Я пытаюсь возразить, но Граф своей пылкостью затыкает мне рот.

— …Эту женщину можно назвать «одной»? Я должен хранить ей верность? До гроба? Да, я мужчина! Я по десятку раз на день проходил мимо того места, где стаскивал с тебя платье! Мои пальцы до сих пор помнят, как ласкали твою грудь. Что мне делать, если я все это чувствую?!

— Все равно…

— Вот это по-женски! Без разницы, что я говорю, главное, что ты уже решила!

— По-женски — это не давать мне и слова сказать!

— Так ты обвиняешь меня в том, что я веду себя, как мужчина, или в том, что я веду себя, как женщина?

Я сжимаю кулаки.

— Ты! Не-вы-но-сим!

— А ты — лицемерка!

Выбегаю из кухни, распахивая дверь с такой силой, что она с грохотом ударяется о стену. Секунды — чтобы преодолеть коридор. На ходу хватаю куртку, опускаю ручку входной двери — и понимаю, что она закрыта на ключ. Так и стою, тяжело дыша, глядя на запертую дверь, слушая, как медленно приближается Граф.

Задерживаю дыхание, когда его руки опускаются мне на плечи. Он скользит ими вниз по рукавам джемпера — а за его ладонями — дорожки мурашек.
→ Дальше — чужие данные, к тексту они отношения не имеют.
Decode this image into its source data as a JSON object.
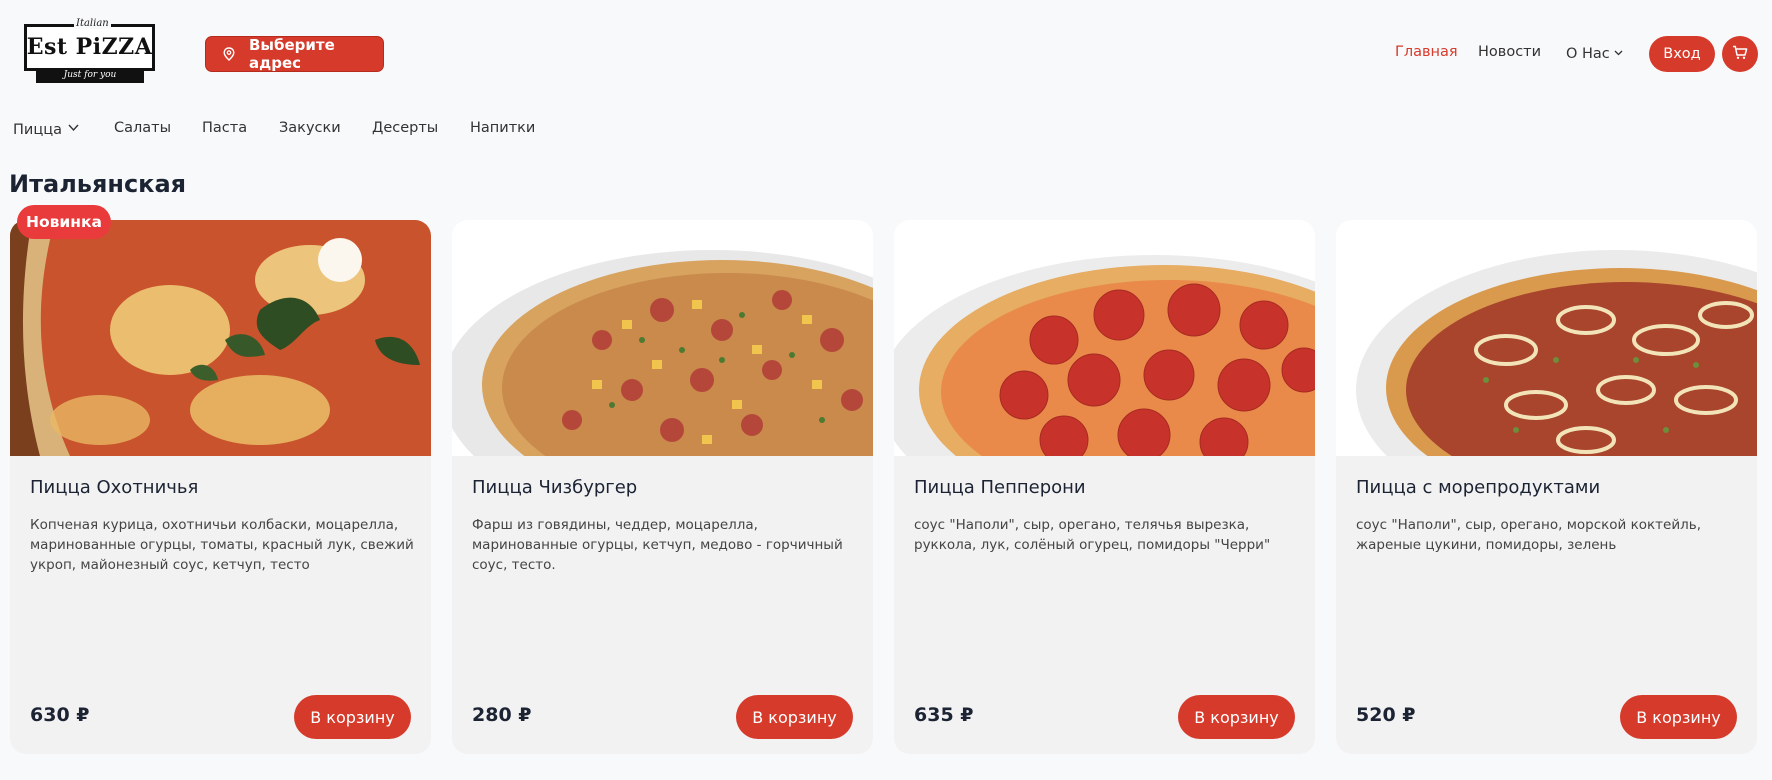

К счастью, Граф не может этого чувствовать.

— Пойдем… — ласково говорит он мне на ухо — и этот шепот, который отзывается во всем теле, едва ли не причиняет мне боль. — Я приготовил тебе плед и бутылку текилы.

— Ненавижу крепкие спиртные напитки.

— Я тоже. Но сегодня, похоже, нам без текилы не обойтись.

Даю увести себя в гостиную и усадить в кресло напротив камина. Принимаю прозрачную рюмку, украшенную долькой лайма. Затем Граф подает мне солонку, а сам садится на шкуру медведя у моих ног.

Мы с Графом молча чокаемся — и выпиваем.

Откашливаюсь и заедаю огненную жидкость лаймом.

Удивительный эффект — у меня вдруг теплеют ступни. Они кажутся большими и мягкими.

— Так что было дальше в нашей истории? Мотоциклист повез Глеба к Ксении?

Я киваю и откидываюсь на высокую спинку кресла. Мне так тепло, спокойно, уютно, что спать хочется куда больше, чем рассказывать историю. Но чувство такое, словно я обязательно должна это сделать…

Глеб знал, кого увидит, когда мотоциклист подвез его к бараку. Даже не удивился, обнаружив, что чрево в этом мертвом доме оказалось живым. Одна дверь подвала вела к другой, та — к следующей. Настоящий подземный город.

Вот последняя дверь открылась — и Глеб зажмурился от яркого электрического света. А когда, заслоняясь ладонью, открыл глаза — увидел перед собой Ксению. Она стояла лицом к нему посреди бедно обставленной комнаты без окон — возможно, ходила из угла в угол в ожидании его — и замерла, когда хрипнула дверь.

— Привет!.. — Ксения расплылась в улыбке, шагнула к Глебу, но остановила себя. — А ты почти не изменился… — соврала она.

И Глеб соврал бы, сказав ей то же самое. Он узнавал только черты ее лица — да и те стали более резкими — Ксения похудела, осунулась. Она укоротила волосы до плеч, покрасила их в жгуче-черный и завязала резинкой в хвост. Одежда на ней была вся темная, закрытая: юбка в пол, водолазка с длинным рукавом.